Kutlu iz

bilal habeş

Asistan
Katılım
29 Haz 2007
Mesajlar
217
Tepkime puanı
2
Puanları
0
KUTLU İZ

(VAHİYLE YÜRÜMEK-RAMAZAN KAYAN)

Alemlerin Yaratıcısı, yarattığı alemleri rahmetsiz bırakmadı. Yaratılan insanın tüm inkar, isyan ve ihanetine rağmen Rahman kullarından vazgeçmedi. Kendilerini rahmete kapalı tutanları bile rahmeti kuşattı. İlk insandan son insana insanlık semasında rahmet yağmuru hep çiseledi. Rahmet pınarı; vahy… Rahmet kervanı; risalet… Bu pınar hiç kurumadı… Bu kervan hiç durmadı. İşte bu rahmetin mükemmel ve muhteşem sunumu: Hz.Muhammed (sav)…
“Biz seni ancak alemlere rahmet olarak gönderdik. “Enbiya-107
Bu rahmet tüm çağları, zamanları, toplumları, uygarlıkları kapsamaktadır.
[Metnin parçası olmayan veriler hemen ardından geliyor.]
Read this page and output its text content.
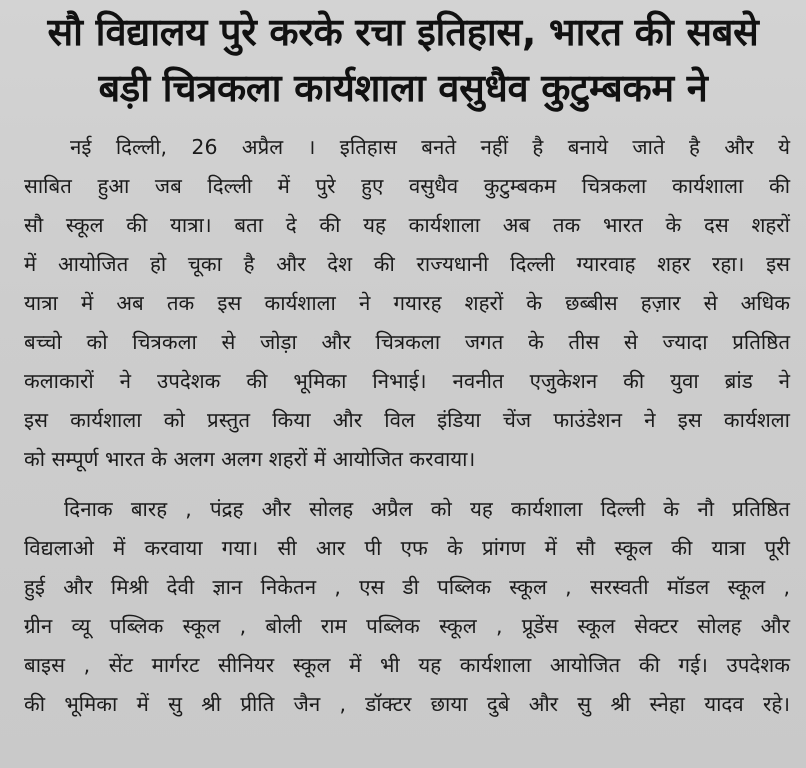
सौ विद्यालय पुरे करके रचा इतिहास, भारत की सबसे
बड़ी चित्रकला कार्यशाला वसुधैव कुटुम्बकम ने
नई दिल्ली, 26 अप्रैल । इतिहास बनते नहीं है बनाये जाते है और ये
साबित हुआ जब दिल्ली में पुरे हुए वसुधैव कुटुम्बकम चित्रकला कार्यशाला की
सौ स्कूल की यात्रा। बता दे की यह कार्यशाला अब तक भारत के दस शहरों
में आयोजित हो चूका है और देश की राज्यधानी दिल्ली ग्यारवाह शहर रहा। इस
यात्रा में अब तक इस कार्यशाला ने गयारह शहरों के छब्बीस हज़ार से अधिक
बच्चो को चित्रकला से जोड़ा और चित्रकला जगत के तीस से ज्यादा प्रतिष्ठित
कलाकारों ने उपदेशक की भूमिका निभाई। नवनीत एजुकेशन की युवा ब्रांड ने
इस कार्यशाला को प्रस्तुत किया और विल इंडिया चेंज फाउंडेशन ने इस कार्यशला
को सम्पूर्ण भारत के अलग अलग शहरों में आयोजित करवाया।
दिनाक बारह , पंद्रह और सोलह अप्रैल को यह कार्यशाला दिल्ली के नौ प्रतिष्ठित
विद्यलाओ में करवाया गया। सी आर पी एफ के प्रांगण में सौ स्कूल की यात्रा पूरी
हुई और मिश्री देवी ज्ञान निकेतन , एस डी पब्लिक स्कूल , सरस्वती मॉडल स्कूल ,
ग्रीन व्यू पब्लिक स्कूल , बोली राम पब्लिक स्कूल , प्रूडेंस स्कूल सेक्टर सोलह और
बाइस , सेंट मार्गरट सीनियर स्कूल में भी यह कार्यशाला आयोजित की गई। उपदेशक
की भूमिका में सु श्री प्रीति जैन , डॉक्टर छाया दुबे और सु श्री स्नेहा यादव रहे।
Bu rahmetin gölgesi bu gün de üstümüzdedir. Kavurucu dünya çölünde, hayat veren rahmet melteminin esintisine, kokusuna sinelerimizi açık tutmaya dünden daha çok bugün muhtacız.
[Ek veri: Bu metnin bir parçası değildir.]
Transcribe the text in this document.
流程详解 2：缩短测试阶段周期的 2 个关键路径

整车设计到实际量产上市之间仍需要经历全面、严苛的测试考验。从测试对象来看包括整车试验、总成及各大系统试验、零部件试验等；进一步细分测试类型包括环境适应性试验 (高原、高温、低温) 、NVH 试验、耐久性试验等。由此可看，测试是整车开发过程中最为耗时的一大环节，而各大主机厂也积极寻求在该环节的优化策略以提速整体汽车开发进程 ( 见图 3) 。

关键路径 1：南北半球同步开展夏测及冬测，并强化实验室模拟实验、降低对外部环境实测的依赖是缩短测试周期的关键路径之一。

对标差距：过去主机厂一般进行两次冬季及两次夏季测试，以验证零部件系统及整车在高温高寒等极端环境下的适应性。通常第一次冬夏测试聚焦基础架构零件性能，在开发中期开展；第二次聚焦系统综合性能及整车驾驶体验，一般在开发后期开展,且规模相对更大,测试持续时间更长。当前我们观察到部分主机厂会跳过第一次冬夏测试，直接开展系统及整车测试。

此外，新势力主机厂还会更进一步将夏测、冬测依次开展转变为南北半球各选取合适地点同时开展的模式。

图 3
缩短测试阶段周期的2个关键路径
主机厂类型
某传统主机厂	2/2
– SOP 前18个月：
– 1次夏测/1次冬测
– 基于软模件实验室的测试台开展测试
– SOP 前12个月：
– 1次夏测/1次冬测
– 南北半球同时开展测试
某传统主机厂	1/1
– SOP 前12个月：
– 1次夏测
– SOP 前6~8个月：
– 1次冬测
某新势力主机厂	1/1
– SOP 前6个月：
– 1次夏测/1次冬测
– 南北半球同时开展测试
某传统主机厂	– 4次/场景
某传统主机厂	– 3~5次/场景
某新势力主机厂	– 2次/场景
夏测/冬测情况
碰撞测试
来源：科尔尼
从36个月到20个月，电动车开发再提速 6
Şu gerçeğin altını çizelim: Çağın insanı Hz.Muhammed’e yabancılaşıyor ve hızla ondan uzaklaşıyor. Peygamberi soluğun, ilk kez bu kadar, insanlığın hayatından uzaklaştığını görüyoruz. Yeryüzünü kasıp kavuran, gökleri bile işgal etmeye yönelen “rahmetsizlik” tehdidiyle karşı karşıyayız…
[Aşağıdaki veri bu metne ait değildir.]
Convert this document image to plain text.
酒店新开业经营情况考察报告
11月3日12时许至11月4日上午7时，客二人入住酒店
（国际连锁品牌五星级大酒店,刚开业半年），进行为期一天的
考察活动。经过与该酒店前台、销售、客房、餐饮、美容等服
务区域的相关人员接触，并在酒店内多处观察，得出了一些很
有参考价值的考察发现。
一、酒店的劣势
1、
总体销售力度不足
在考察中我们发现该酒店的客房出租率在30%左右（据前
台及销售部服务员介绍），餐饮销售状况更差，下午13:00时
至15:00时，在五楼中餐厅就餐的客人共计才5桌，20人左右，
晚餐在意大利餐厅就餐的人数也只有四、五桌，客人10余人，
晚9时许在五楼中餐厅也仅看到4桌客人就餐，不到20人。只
Bugün mü’minler Rasulullah (sav) ile buluşma zeminimiz sağlam mı? Acaba talep, tavır ve tercihlerimizle O’na yaklaşmakta mıdır kişiliğimiz? Çağlar üstü Nebi (sav)’yi kendi çağımıza müdahil kılabiliyor muyuz?
O’nu kendi nefsimizden önde tutma sadakatinden bahsedebilecek durumda mıyız? Hani “Peygamber, mü’minlere nefislerinden önce gelir” gerçekliğinin neresindeyiz? Nesillerimizin O’nunla tanışıklığını, bizatihi kendimizin O’nunla barışık olma içtenliğimizin ispatını yapabildik mi?
Nice bir zamandır, O’na uzak düştük… Düşünsel, kültürel, sosyal, politik, ekonomik, ideolojik savrulmaların, erimelerin anaforunda O’ndan koptuk… O’na mesafeliyiz… Sanki “O’nsuz da olabilir” miş gibi bir hüsranın yolu açıldı.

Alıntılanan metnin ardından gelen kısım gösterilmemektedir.